United States District Court, W.D. North Carolina, Statesville Division

June 26, 2015

QUEEN CITY PASTRY, LLC, Plaintiff,
v.
BAKERY TECHNOLOGY ENTERPRISES, LLC, Defendant.

MEMORANDUM AND ORDER

RICHARD L. VOORHEES, District Judge.

THIS MATTER is before the Court upon the Defendant's motion to dismiss pursuant to Rule 12(b)(3) and alternative motion for transfer of venue, filed October 6, 2014. (Doc. 5).

Under Rule 12(b)(3), the Court views the facts in the light most favorable to the Plaintiff. See Murphy v. Schneider Nat'l, Inc., 362 F.3d 1133, 1138-39 (9th Cir. 2003) . It is appropriate for the Court to consider matters outside the pleadings ( e.g., affidavits, declarations, etc.) since Defendant does not move for dismissal pursuant to rule 12(b)(6) or 12(c). See FED. R. CIV. P. 12(d).

I. Nature Of Case

On April 12, 2011, Plaintiff Queen City Pastry, LLC (Queen City), a "commercial baking enterprise that bakes high quality cakes, pastries and other desert items" entered into a written commercial sales contract ("Agreement") with Defendant Bakery Technology Enterprises, LLC ("Bakery Technology"), pursuant to which Bakery Technology was to provide Queen City with an "automated cake line for high quality specialty cake baking." (Compl.).

Bakery Technology is a company that custom builds commercial baking equipment. Bakery Technology "is a single-member limited liability company formed in New Mexico; registered to do business in Tennessee; and with its principal and only location in Columbia Tennessee." (Doc. 6).
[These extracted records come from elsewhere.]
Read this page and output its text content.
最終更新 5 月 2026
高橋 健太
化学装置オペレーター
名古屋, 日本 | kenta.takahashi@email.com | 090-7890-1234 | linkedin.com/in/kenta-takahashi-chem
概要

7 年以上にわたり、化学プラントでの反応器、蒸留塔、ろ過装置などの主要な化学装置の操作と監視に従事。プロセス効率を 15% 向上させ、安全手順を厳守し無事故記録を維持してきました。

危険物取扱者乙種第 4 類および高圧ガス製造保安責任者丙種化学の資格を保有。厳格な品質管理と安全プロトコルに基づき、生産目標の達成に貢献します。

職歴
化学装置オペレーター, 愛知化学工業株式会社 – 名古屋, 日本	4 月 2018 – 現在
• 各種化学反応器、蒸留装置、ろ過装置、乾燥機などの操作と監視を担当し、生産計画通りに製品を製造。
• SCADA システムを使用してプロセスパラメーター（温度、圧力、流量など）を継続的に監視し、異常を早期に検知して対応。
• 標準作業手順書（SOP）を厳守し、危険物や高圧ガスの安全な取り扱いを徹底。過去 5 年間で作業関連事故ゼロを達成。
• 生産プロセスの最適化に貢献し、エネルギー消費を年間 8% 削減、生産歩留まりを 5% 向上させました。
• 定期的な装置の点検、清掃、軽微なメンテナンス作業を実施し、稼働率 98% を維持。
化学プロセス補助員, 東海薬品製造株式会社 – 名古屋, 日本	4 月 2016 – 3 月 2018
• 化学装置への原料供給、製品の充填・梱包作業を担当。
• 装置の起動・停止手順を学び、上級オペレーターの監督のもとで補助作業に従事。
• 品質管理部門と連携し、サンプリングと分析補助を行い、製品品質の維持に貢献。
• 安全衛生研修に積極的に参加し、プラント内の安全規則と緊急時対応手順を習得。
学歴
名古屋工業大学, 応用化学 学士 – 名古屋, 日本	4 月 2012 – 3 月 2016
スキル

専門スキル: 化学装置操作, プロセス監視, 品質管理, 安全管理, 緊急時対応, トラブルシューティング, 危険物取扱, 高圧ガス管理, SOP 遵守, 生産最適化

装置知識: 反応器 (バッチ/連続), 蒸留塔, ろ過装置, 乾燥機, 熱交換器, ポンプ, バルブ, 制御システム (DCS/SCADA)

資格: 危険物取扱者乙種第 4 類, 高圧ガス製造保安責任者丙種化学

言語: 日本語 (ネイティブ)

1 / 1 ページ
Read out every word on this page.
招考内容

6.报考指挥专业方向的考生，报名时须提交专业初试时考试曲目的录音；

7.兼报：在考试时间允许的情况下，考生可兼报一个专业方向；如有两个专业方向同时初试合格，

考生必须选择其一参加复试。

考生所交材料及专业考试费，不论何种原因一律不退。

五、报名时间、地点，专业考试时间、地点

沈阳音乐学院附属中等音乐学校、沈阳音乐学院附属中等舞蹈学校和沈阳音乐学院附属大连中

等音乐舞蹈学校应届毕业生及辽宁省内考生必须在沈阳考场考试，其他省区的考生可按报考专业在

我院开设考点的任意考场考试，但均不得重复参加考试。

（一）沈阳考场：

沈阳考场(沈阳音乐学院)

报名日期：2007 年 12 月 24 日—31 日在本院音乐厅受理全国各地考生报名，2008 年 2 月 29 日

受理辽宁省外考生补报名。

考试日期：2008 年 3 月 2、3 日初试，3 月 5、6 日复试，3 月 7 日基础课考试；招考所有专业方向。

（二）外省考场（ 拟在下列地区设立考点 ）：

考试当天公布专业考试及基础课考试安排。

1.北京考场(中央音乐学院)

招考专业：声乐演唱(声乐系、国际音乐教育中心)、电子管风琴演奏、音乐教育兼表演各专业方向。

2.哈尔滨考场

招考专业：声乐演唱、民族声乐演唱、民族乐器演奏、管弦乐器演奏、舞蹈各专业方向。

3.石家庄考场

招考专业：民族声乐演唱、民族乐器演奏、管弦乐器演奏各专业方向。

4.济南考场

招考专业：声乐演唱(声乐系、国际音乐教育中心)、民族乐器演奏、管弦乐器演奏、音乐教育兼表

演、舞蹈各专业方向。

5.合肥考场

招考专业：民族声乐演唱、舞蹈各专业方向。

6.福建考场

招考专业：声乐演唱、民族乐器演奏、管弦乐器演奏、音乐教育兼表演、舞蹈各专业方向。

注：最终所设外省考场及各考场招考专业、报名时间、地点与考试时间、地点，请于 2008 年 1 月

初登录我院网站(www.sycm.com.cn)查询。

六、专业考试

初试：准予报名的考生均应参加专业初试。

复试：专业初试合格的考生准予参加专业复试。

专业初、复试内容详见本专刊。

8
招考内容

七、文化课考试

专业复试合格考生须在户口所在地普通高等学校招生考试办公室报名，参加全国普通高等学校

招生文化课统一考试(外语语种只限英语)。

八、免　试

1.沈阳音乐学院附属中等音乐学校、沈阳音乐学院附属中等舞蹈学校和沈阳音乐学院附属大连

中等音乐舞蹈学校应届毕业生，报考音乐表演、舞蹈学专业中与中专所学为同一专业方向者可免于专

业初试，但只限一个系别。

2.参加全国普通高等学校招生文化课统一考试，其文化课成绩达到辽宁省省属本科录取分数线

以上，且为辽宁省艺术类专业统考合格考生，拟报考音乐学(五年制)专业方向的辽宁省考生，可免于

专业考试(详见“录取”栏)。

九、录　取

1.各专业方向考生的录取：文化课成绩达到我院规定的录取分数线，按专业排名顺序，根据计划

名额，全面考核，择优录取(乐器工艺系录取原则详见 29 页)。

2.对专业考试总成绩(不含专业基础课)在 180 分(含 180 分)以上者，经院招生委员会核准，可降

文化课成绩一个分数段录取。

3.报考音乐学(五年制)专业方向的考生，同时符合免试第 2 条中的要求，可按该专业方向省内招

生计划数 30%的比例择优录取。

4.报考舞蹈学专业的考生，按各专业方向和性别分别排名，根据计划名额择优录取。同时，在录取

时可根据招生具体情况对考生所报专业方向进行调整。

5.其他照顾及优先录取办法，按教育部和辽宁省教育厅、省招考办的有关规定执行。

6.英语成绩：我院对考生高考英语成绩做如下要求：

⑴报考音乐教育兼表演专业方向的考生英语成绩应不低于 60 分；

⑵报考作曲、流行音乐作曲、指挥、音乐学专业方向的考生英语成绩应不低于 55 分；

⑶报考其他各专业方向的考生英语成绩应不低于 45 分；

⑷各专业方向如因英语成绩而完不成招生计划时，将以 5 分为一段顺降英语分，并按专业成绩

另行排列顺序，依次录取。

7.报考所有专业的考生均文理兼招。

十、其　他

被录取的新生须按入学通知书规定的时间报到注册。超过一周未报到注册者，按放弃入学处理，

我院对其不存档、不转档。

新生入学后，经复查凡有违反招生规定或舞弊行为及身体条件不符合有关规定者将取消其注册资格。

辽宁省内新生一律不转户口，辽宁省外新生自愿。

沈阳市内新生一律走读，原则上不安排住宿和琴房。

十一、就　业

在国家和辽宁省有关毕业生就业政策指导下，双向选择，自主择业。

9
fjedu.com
Queen City and Bakery Technology entered into the Agreement on June 8, 2011. Prior to the Agreement, agents of Bakery Technology went to Queen City's baking facility in Mooresville, North Carolina to inspect and assess Queen City's operations and discuss Queen City's desire to upgrade its baking equipment in order to increase the efficiency and productivity of its baking operations. (Doc. 11). Following negotiations and discussion between Anwar Husein ("Husein"), a member-manager of Queen City, and Dino Roberts ("Roberts"), Vice President of Bakery Technology, Roberts provided Husein with the Proposal Quotation for Automated Cake Line ("Proposal Quotation"). (Doc. 6 / Exh. A - Proposal). On January 6, 2011, Husein informed Roberts that he needed a more detailed agreement in order to secure financing for the purchase of the equipment. (Exh. B - Christopher Roberts' Aff., 1). To provide such detail, Roberts provided Husein with the General Terms and Conditions ("Terms") along with the Proposal Quotation. (Doc. 6 / Exh. B - Christopher Roberts' Aff., 5). The Proposal Quotation, the Terms, and a number of drawings of the equipment for which the parties contracted were submitted to Husein as the Proposal. (Doc. 6 / Exh. B - Christopher Roberts' Aff., 3). Husein eventually signed the April 12, 2011 version of the Proposal on June 8, 2011.

The Terms included the following language with regard to choice of law and forum selection:

4. The rights and liability of the parties with respect to any transaction covered by these General Terms and Conditions shall be governed by the laws of the State of Tennessee and United States as applicable.
5. The parties agree that exclusive jurisdiction and venue for a lawsuit shall be in the Maury County Circuit Court and in no other place. BUYER hereby specifically consents to jurisdiction of such Court.

The Terms document was included in each revised Proposal thereafter, including the Proposal dated April 12, 2011. According to Roberts, the entire compilation of documents, including the Proposal Quotations and the Terms, ultimately became the Agreement.[1] (Christopher Roberts' Aff., 2).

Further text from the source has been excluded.